Dat de arbeidsovereenkomst op initiatief van [gedaagde] is geëindigd en dat hij toen heeft gelogen waar hij zou gaan werken, maken het voorgaande niet anders. Deze omstandigheden kunnen worden meegewogen in de belangenafweging, maar zijn in dit geval van ondergeschikt belang. Bescherming van het bedrijfsdebiet is waarvoor een concurrentiebeding is bedoeld. Omdat het bedrijfsdebiet van [eiseres] door de overstap naar [onderneming 1] niet in gevaar is, althans dat onvoldoende is gebleken, weegt het belang van [gedaagde] bij schorsing van het concurrentiebeding zwaarder dan het belang van [eiseres] bij handhaving van het concurrentiebeding.
[gedaagde] hoeft geen voorschot op boete te betalen
3.10.
[eiseres] vordert betaling van een voorschot op de boete van € 12.500,- die [gedaagde] zou hebben verbeurd door in dienst te treden bij [onderneming 1] . Die vordering wordt afgewezen. Nog los van de vraag of [eiseres] een spoedeisend belang heeft bij deze vordering, vloeit uit de schorsing van het concurrentiebeding voort dat er geen reden is om aannemelijk te achten dat er in de bodemprocedure een boete zal worden toegewezen.

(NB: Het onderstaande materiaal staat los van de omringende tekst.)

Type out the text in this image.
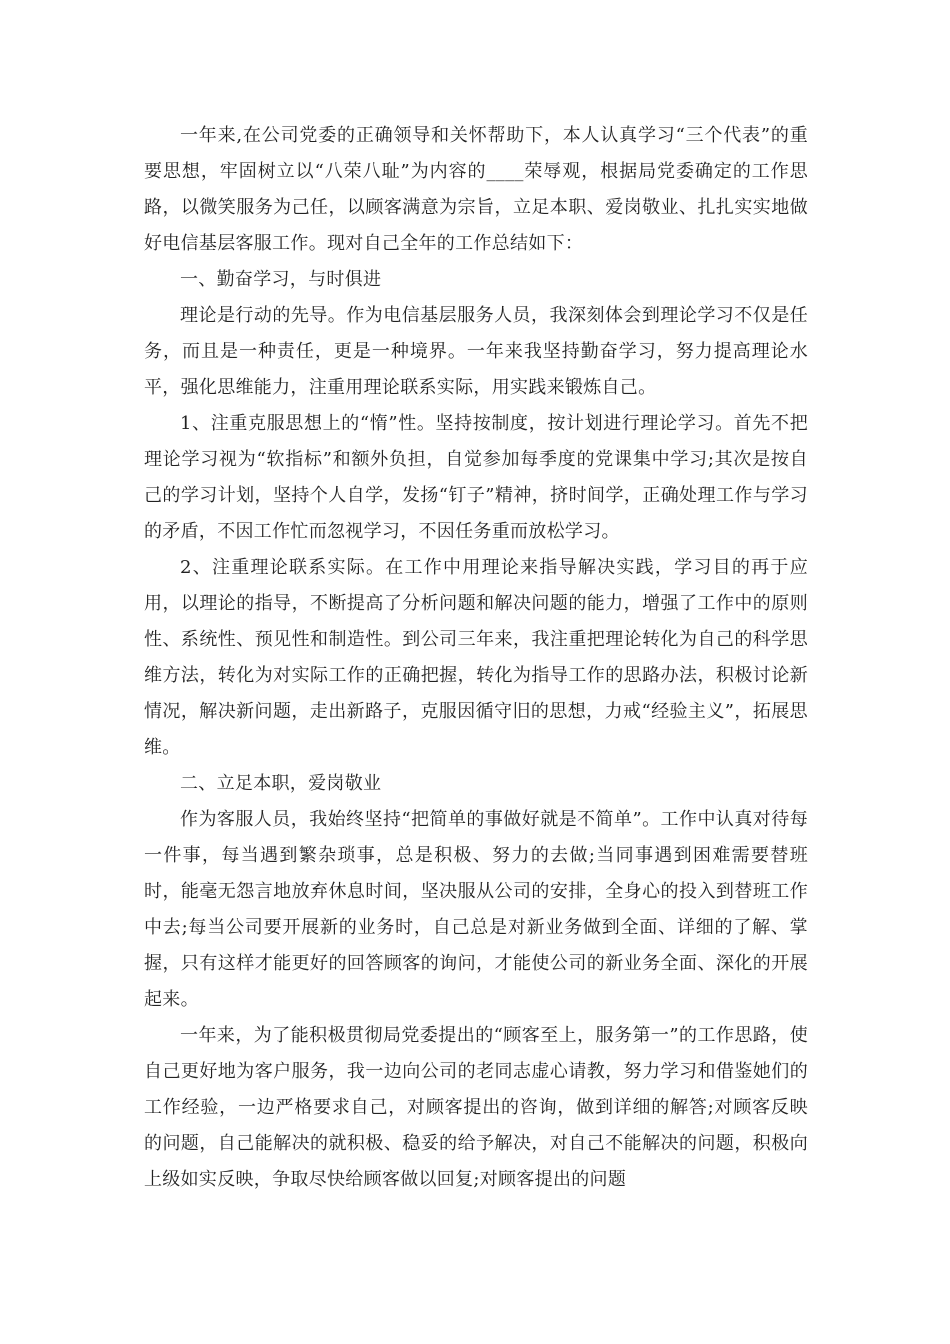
一年来,在公司党委的正确领导和关怀帮助下，本人认真学习“三个代表”的重要思想，牢固树立以“八荣八耻”为内容的____荣辱观，根据局党委确定的工作思路，以微笑服务为己任，以顾客满意为宗旨，立足本职、爱岗敬业、扎扎实实地做好电信基层客服工作。现对自己全年的工作总结如下：

一、勤奋学习，与时俱进

理论是行动的先导。作为电信基层服务人员，我深刻体会到理论学习不仅是任务，而且是一种责任，更是一种境界。一年来我坚持勤奋学习，努力提高理论水平，强化思维能力，注重用理论联系实际，用实践来锻炼自己。

1、注重克服思想上的“惰”性。坚持按制度，按计划进行理论学习。首先不把理论学习视为“软指标”和额外负担，自觉参加每季度的党课集中学习;其次是按自己的学习计划，坚持个人自学，发扬“钉子”精神，挤时间学，正确处理工作与学习的矛盾，不因工作忙而忽视学习，不因任务重而放松学习。

2、注重理论联系实际。在工作中用理论来指导解决实践，学习目的再于应用，以理论的指导，不断提高了分析问题和解决问题的能力，增强了工作中的原则性、系统性、预见性和制造性。到公司三年来，我注重把理论转化为自己的科学思维方法，转化为对实际工作的正确把握，转化为指导工作的思路办法，积极讨论新情况，解决新问题，走出新路子，克服因循守旧的思想，力戒“经验主义”，拓展思维。

二、立足本职，爱岗敬业

作为客服人员，我始终坚持“把简单的事做好就是不简单”。工作中认真对待每一件事，每当遇到繁杂琐事，总是积极、努力的去做;当同事遇到困难需要替班时，能毫无怨言地放弃休息时间，坚决服从公司的安排，全身心的投入到替班工作中去;每当公司要开展新的业务时，自己总是对新业务做到全面、详细的了解、掌握，只有这样才能更好的回答顾客的询问，才能使公司的新业务全面、深化的开展起来。

一年来，为了能积极贯彻局党委提出的“顾客至上，服务第一”的工作思路，使自己更好地为客户服务，我一边向公司的老同志虚心请教，努力学习和借鉴她们的工作经验，一边严格要求自己，对顾客提出的咨询，做到详细的解答;对顾客反映的问题，自己能解决的就积极、稳妥的给予解决，对自己不能解决的问题，积极向上级如实反映，争取尽快给顾客做以回复;对顾客提出的问题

Het door [eiseres] geëiste verbod wordt afgewezen
3.11.
[eiseres] vordert in deze procedure, kort gezegd, dat [gedaagde] wordt verboden om gedurende enige tijd voor concurrenten te werken op straffe van een dwangsom. [eiseres] wenst een bevestiging van het concurrentiebeding in rechte, zodat zij een executoriale titel heeft voor de dwangsom. Zij heeft verder geen ander specifiek (spoedeisend) belang gesteld bij deze vordering. Omdat het concurrentiebeding juist wordt geschorst, zal de kantonrechter ook deze vordering van [eiseres] bij gebrek aan (spoedeisend) belang afwijzen. Mocht het concurrentiebeding tussen partijen op enig moment als het ware herleven en bij [eiseres] het vermoeden ontstaan dat [gedaagde] het concurrentiebeding overtreedt, dan staat het haar vrij om hieraan een vordering te koppelen en die in een gerechtelijke procedure voor te leggen.

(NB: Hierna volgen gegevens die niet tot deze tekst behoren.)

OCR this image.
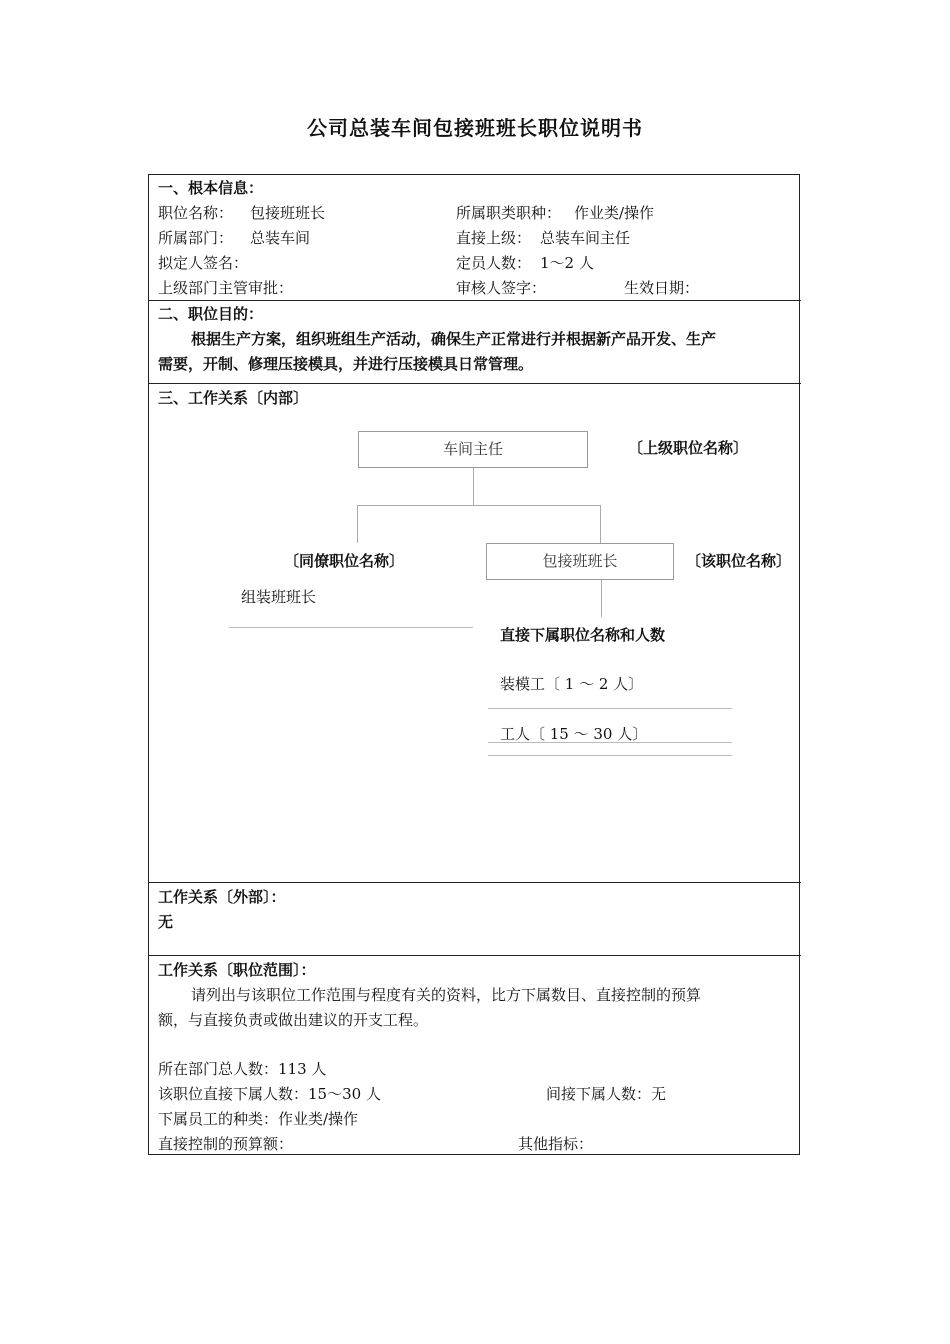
公司总装车间包接班班长职位说明书
一、根本信息：
职位名称： 包接班班长	所属职类职种： 作业类/操作
所属部门： 总装车间	直接上级： 总装车间主任
拟定人签名：	定员人数： 1～2 人
上级部门主管审批：	审核人签字：	生效日期：
二、职位目的：
根据生产方案，组织班组生产活动，确保生产正常进行并根据新产品开发、生产
需要，开制、修理压接模具，并进行压接模具日常管理。
三、工作关系〔内部〕
车间主任	〔上级职位名称〕
〔同僚职位名称〕	包接班班长	〔该职位名称〕
组装班班长
直接下属职位名称和人数
装模工〔 1 ～ 2 人〕
工人〔 15 ～ 30 人〕
工作关系〔外部〕：
无
工作关系〔职位范围〕：
请列出与该职位工作范围与程度有关的资料，比方下属数目、直接控制的预算
额，与直接负责或做出建议的开支工程。
所在部门总人数：113 人
该职位直接下属人数：15～30 人	间接下属人数：无
下属员工的种类：作业类/操作
直接控制的预算额：	其他指标：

[eiseres] moet de proceskosten betalen
3.12.
[eiseres] is in het ongelijk gesteld (zowel in conventie als reconventie) en moet daarom de proceskosten, inclusief nakosten, betalen. Gezien de nauwe samenhang tussen deze procedures, wordt volstaan met een proceskostenveroordeling in conventie.

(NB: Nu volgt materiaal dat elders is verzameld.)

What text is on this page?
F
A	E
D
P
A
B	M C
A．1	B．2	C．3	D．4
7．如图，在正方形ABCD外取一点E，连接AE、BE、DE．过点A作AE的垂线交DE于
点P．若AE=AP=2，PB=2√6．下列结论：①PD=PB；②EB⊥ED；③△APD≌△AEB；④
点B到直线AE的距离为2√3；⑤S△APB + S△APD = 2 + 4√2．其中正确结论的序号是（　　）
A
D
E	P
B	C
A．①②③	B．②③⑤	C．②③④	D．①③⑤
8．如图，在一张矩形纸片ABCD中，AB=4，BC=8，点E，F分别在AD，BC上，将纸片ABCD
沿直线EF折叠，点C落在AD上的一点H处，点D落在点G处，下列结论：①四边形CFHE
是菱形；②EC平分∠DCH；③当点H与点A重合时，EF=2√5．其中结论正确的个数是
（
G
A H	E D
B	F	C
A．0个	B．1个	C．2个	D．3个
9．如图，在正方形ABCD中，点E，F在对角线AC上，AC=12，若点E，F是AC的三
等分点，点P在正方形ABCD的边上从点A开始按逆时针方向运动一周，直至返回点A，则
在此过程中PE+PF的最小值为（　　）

De proceskosten van [gedaagde] worden begroot op:
- salaris gemachtigde
814,00
- nakosten
135,00
(plus de kosten van betekening zoals vermeld in de beslissing)
Totaal
949,00
Dit vonnis is uitvoerbaar bij voorraad
3.13.
Dit vonnis wordt uitvoerbaar bij voorraad verklaard, zodat het vonnis meteen mag worden uitgevoerd, waardoor [gedaagde] voorlopig bij [onderneming 1] kan blijven werken.

4.De beslissing

De kantonrechter (in conventie en reconventie):
4.1.
schorst het concurrentiebeding zoals opgenomen in de arbeidsovereenkomst tussen partijen en staat [gedaagde] toe zijn werkzaamheden bij [onderneming 1] voort te zetten,
4.2.
veroordeelt [eiseres] in de proceskosten van € 949,00, te betalen binnen veertien dagen na aanschrijving daartoe, te vermeerderen met de kosten van betekening als [eiseres] niet tijdig aan de veroordelingen voldoet en het vonnis daarna wordt betekend,
4.3.
wijst het meer of anders gevorderde af,
4.4.
verklaart dit vonnis uitvoerbaar bij voorraad.
Dit vonnis is gewezen door mr. E.F.A. van Buitenen, kantonrechter, maar vanwege diens afwezigheid ondertekend door mr. M. van der Knijff, rechter, en in het openbaar uitgesproken op 20 februari 2025.
SB5790

Voetnoten

1.Zie onder andere de uitspraak van de Hoge Raad van 17 juni 2022 (ECLI:NL:HR:2022:894) en Gerechtshof Arnhem-Leeuwarden van 10 december 2024 (ECLI:NL:GHARL:2024:7626).